The Nationwide says that the average price of a UK home is now GBP £166,507 (compared with GBP £169,347 in July and GBP £162,764 at the end of November 2009 – 30th November, 2009 is the Valuation date chosen by NAMA by reference to which it values the Current Market Values of assets underpinning NAMA loans). Interestingly the average house price at the end of August 2010 being GBP £166,507 (or €200,308  at GBP 1 = EUR 1.203) is very similar to the €201,364 which the Permanent TSB/ESRI said was the average nationally here at the end of June 2010.

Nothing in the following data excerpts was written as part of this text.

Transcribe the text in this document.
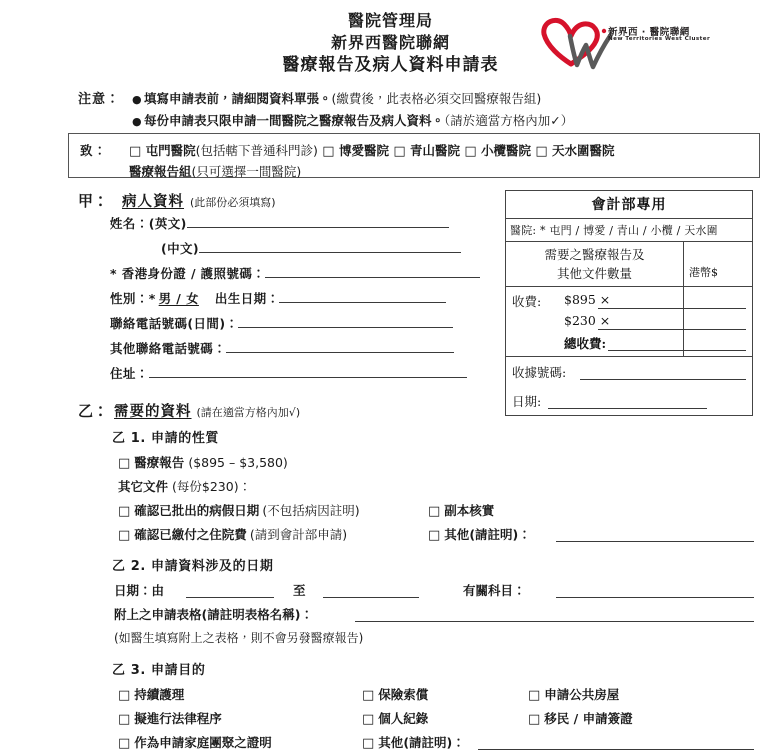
醫院管理局
新界西醫院聯網
醫療報告及病人資料申請表
新界西 · 醫院聯網
New Territories West Cluster
注意： ● 填寫申請表前，請細閱資料單張。(繳費後，此表格必須交回醫療報告組)
● 每份申請表只限申請一間醫院之醫療報告及病人資料。（請於適當方格內加✓）
致： □ 屯門醫院(包括轄下普通科門診) □ 博愛醫院 □ 青山醫院 □ 小欖醫院 □ 天水圍醫院
醫療報告組(只可選擇一間醫院)
甲： 病人資料 (此部份必須填寫)
姓名：(英文)
(中文)
* 香港身份證 / 護照號碼：
性別：* 男 / 女 出生日期：
聯絡電話號碼(日間)：
其他聯絡電話號碼：
住址：
會計部專用
醫院: * 屯門 / 博愛 / 青山 / 小欖 / 天水圍
需要之醫療報告及
其他文件數量	港幣$
收費: $895 ×
$230 ×
總收費:
收據號碼:
日期:
乙： 需要的資料 (請在適當方格內加√)
乙 1. 申請的性質
□ 醫療報告 ($895 – $3,580)
其它文件 (每份$230)：
□ 確認已批出的病假日期 (不包括病因註明)	□ 副本核實
□ 確認已繳付之住院費 (請到會計部申請)	□ 其他(請註明)：
乙 2. 申請資料涉及的日期
日期：由	至	有關科目：
附上之申請表格(請註明表格名稱)：
(如醫生填寫附上之表格，則不會另發醫療報告)
乙 3. 申請目的
□ 持續護理	□ 保險索償	□ 申請公共房屋
□ 擬進行法律程序	□ 個人紀錄	□ 移民 / 申請簽證
□ 作為申請家庭團聚之證明	□ 其他(請註明)：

With the latest release from Nationwide, UK house prices have risen by 2.3% since 30th November, 2009 the date chosen by NAMA pursuant to the section 73 of the NAMA Act by reference to which Current Market Values of assets are valued.

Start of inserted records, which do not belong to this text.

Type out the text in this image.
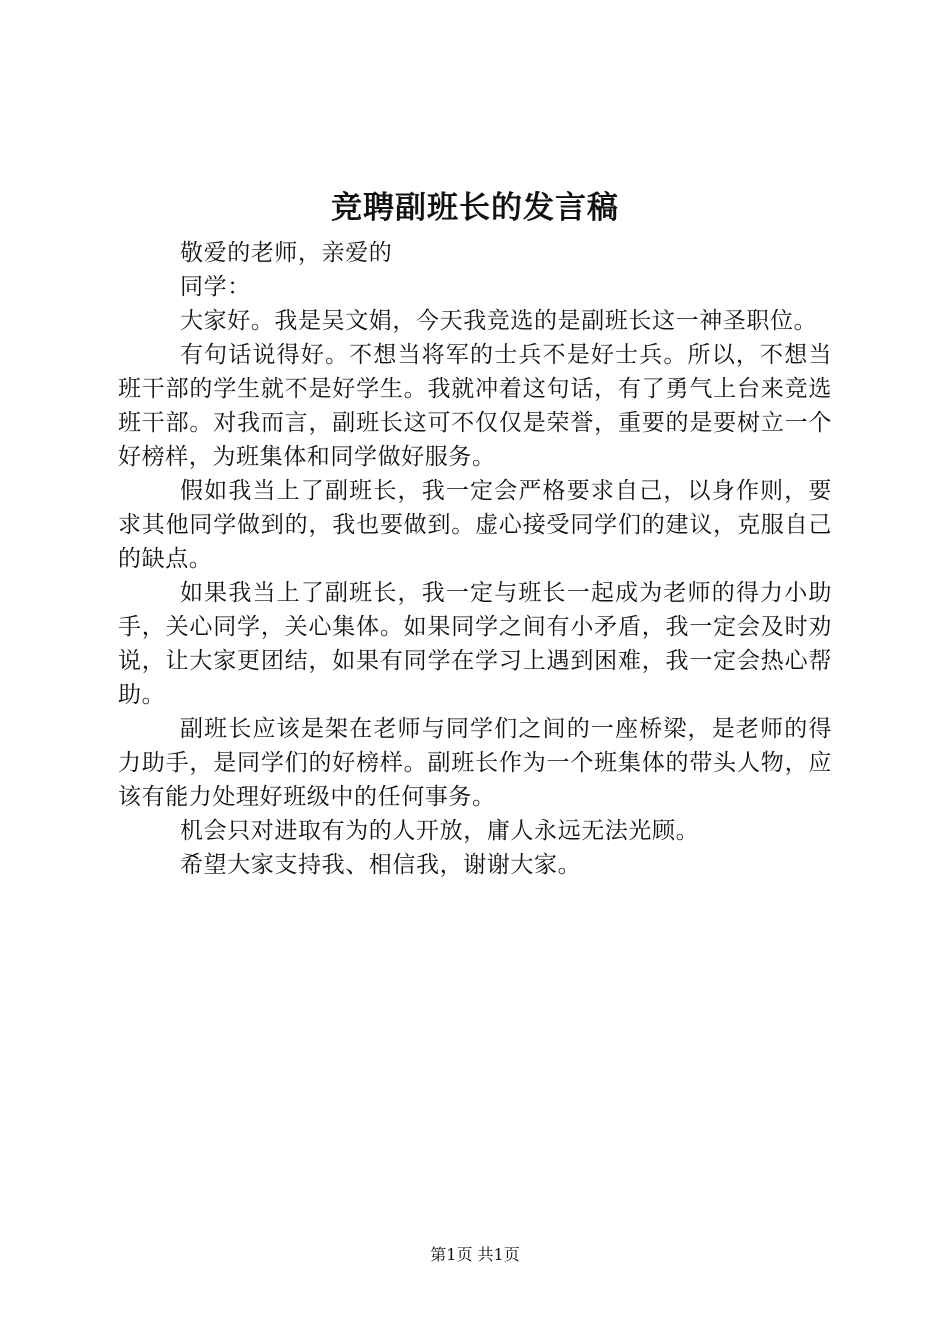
竞聘副班长的发言稿

敬爱的老师，亲爱的

同学：

大家好。我是吴文娟，今天我竞选的是副班长这一神圣职位。

有句话说得好。不想当将军的士兵不是好士兵。所以，不想当班干部的学生就不是好学生。我就冲着这句话，有了勇气上台来竞选班干部。对我而言，副班长这可不仅仅是荣誉，重要的是要树立一个好榜样，为班集体和同学做好服务。

假如我当上了副班长，我一定会严格要求自己，以身作则，要求其他同学做到的，我也要做到。虚心接受同学们的建议，克服自己的缺点。

如果我当上了副班长，我一定与班长一起成为老师的得力小助手，关心同学，关心集体。如果同学之间有小矛盾，我一定会及时劝说，让大家更团结，如果有同学在学习上遇到困难，我一定会热心帮助。

副班长应该是架在老师与同学们之间的一座桥梁，是老师的得力助手，是同学们的好榜样。副班长作为一个班集体的带头人物，应该有能力处理好班级中的任何事务。

机会只对进取有为的人开放，庸人永远无法光顾。

希望大家支持我、相信我，谢谢大家。

第1页 共1页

Recent forecasts for the UK housing market have not tended to be good. Whilst Capital Economics has produced yet another headline-grabbing prediction of a 25% decline in the next 2-3 years, most commentators are suggesting an easing of prices. The EU bank stress tests published at the end of July 2010 suggested a base case of no change in UK residential prices in 2010 which would mean an 2.7% fall in prices between now and the end of the year. The UK economy is showing surprising resilience – figures last Friday showed GDP grew by 1.2% in the second quarter and the British Chamber of Commerce yesterday forecast the economy would grow by 1.7% in 2010 and 2.2% in 2011. However savage cuts are in prospect for the UK’s public service and supply has been bolstered by the recent abolition of HIPS (akin to BER certs) and which cost about £300.

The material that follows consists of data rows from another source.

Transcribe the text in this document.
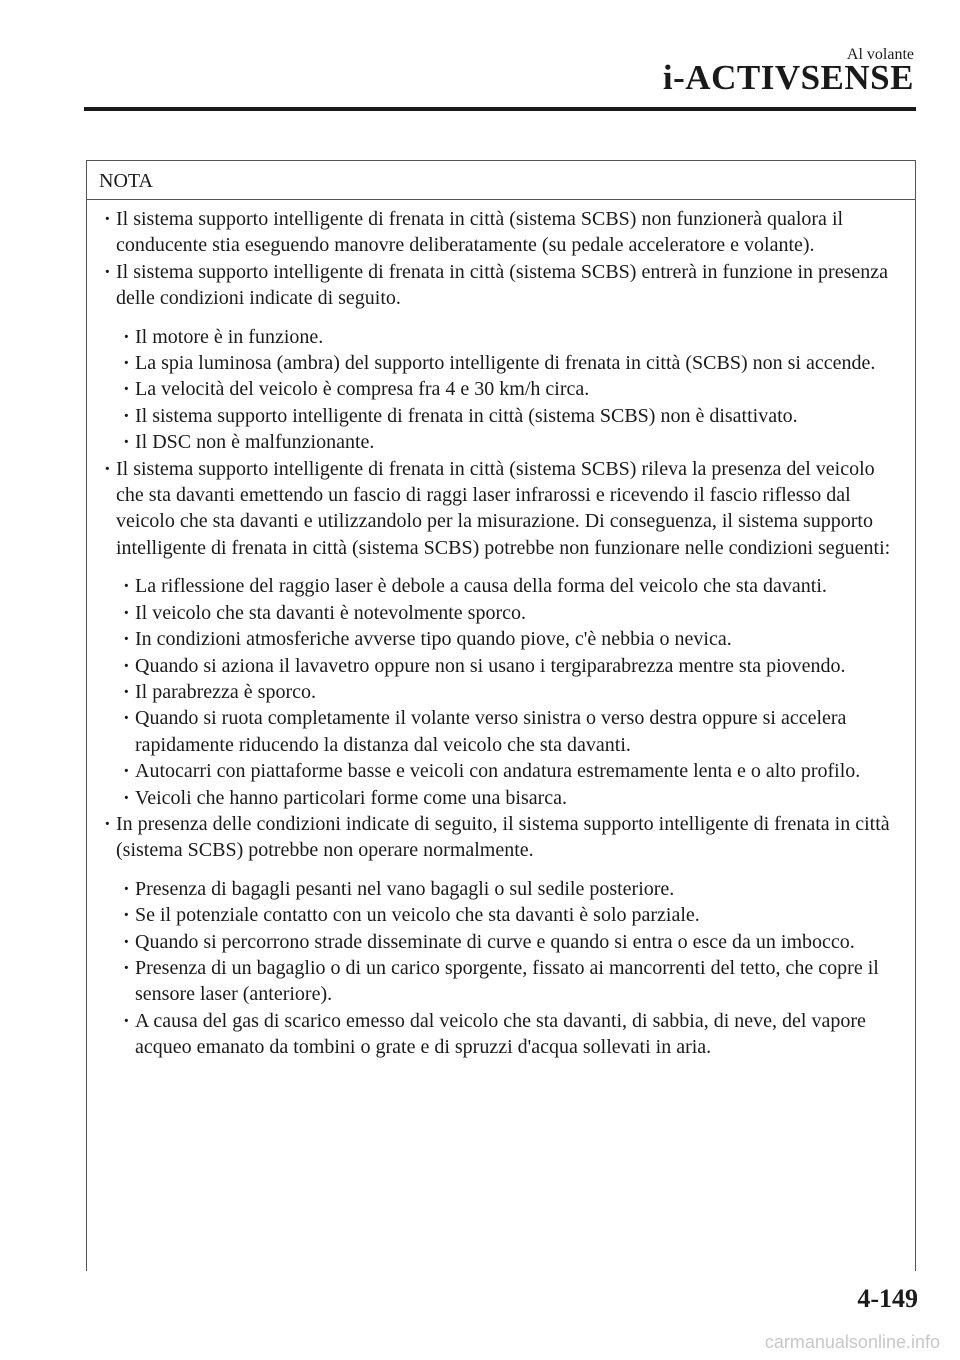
Al volante
i-ACTIVSENSE
NOTA

· Il sistema supporto intelligente di frenata in città (sistema SCBS) non funzionerà qualora il conducente stia eseguendo manovre deliberatamente (su pedale acceleratore e volante).

· Il sistema supporto intelligente di frenata in città (sistema SCBS) entrerà in funzione in presenza delle condizioni indicate di seguito.

· Il motore è in funzione.

· La spia luminosa (ambra) del supporto intelligente di frenata in città (SCBS) non si accende.

· La velocità del veicolo è compresa fra 4 e 30 km/h circa.

· Il sistema supporto intelligente di frenata in città (sistema SCBS) non è disattivato.

· Il DSC non è malfunzionante.

· Il sistema supporto intelligente di frenata in città (sistema SCBS) rileva la presenza del veicolo che sta davanti emettendo un fascio di raggi laser infrarossi e ricevendo il fascio riflesso dal veicolo che sta davanti e utilizzandolo per la misurazione. Di conseguenza, il sistema supporto intelligente di frenata in città (sistema SCBS) potrebbe non funzionare nelle condizioni seguenti:

· La riflessione del raggio laser è debole a causa della forma del veicolo che sta davanti.

· Il veicolo che sta davanti è notevolmente sporco.

· In condizioni atmosferiche avverse tipo quando piove, c'è nebbia o nevica.

· Quando si aziona il lavavetro oppure non si usano i tergiparabrezza mentre sta piovendo.

· Il parabrezza è sporco.

· Quando si ruota completamente il volante verso sinistra o verso destra oppure si accelera rapidamente riducendo la distanza dal veicolo che sta davanti.

· Autocarri con piattaforme basse e veicoli con andatura estremamente lenta e o alto profilo.

· Veicoli che hanno particolari forme come una bisarca.

· In presenza delle condizioni indicate di seguito, il sistema supporto intelligente di frenata in città (sistema SCBS) potrebbe non operare normalmente.

· Presenza di bagagli pesanti nel vano bagagli o sul sedile posteriore.

· Se il potenziale contatto con un veicolo che sta davanti è solo parziale.

· Quando si percorrono strade disseminate di curve e quando si entra o esce da un imbocco.

· Presenza di un bagaglio o di un carico sporgente, fissato ai mancorrenti del tetto, che copre il sensore laser (anteriore).

· A causa del gas di scarico emesso dal veicolo che sta davanti, di sabbia, di neve, del vapore acqueo emanato da tombini o grate e di spruzzi d'acqua sollevati in aria.

4-149
carmanualsonline.info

UPDATE: 2nd September, 2010. Meanwhile the University of Ulster has published a report on property prices in Northern Ireland which covers the second quarter of 2010. Overall average property prices have increased by 2.4% year on year though that is derived from strong increases in the price of detached houses and bungalows partly offset by declines in apartments, terraced and semi detached property. There was wide regional variation in price movements during the year – at one end of the spectrum prices in Belfast rose by 13% year on year whereas prices in Fermanagh/South Tyrone fell by 19.6%. The table below shows the price of different types of property in sterling, euros (at GBP 1 = EUR 1.203) and the change over the past year. As noted above, the average price of a home in the State was €201,840 at the end of June 2010 which suggests that prices in the North are very slightly below those in the State.

UPDATE: 8th September, 2010. The Halifax Building Society reports a modest rise in August 2010 though its year on year growth of 4.6% is broadly in line with the 3.9% equivalent at Nationwide. The Halifax is also a referenced source for UK house prices though its monthly figures tend to be released after Nationwide’s.

UPDATE: 20th September, 2010. Whilst not generally accepted as being as authoritaive as the Nationwide or Halifax, Rightmove today reports that prices have dropped for the third month continuing and that estate agents have record levels of unsold stock on their books. Whilst few are predicting large price drops, it would seem that most are predicting modest declines in coming months as the UK implements savage cuts to government spending.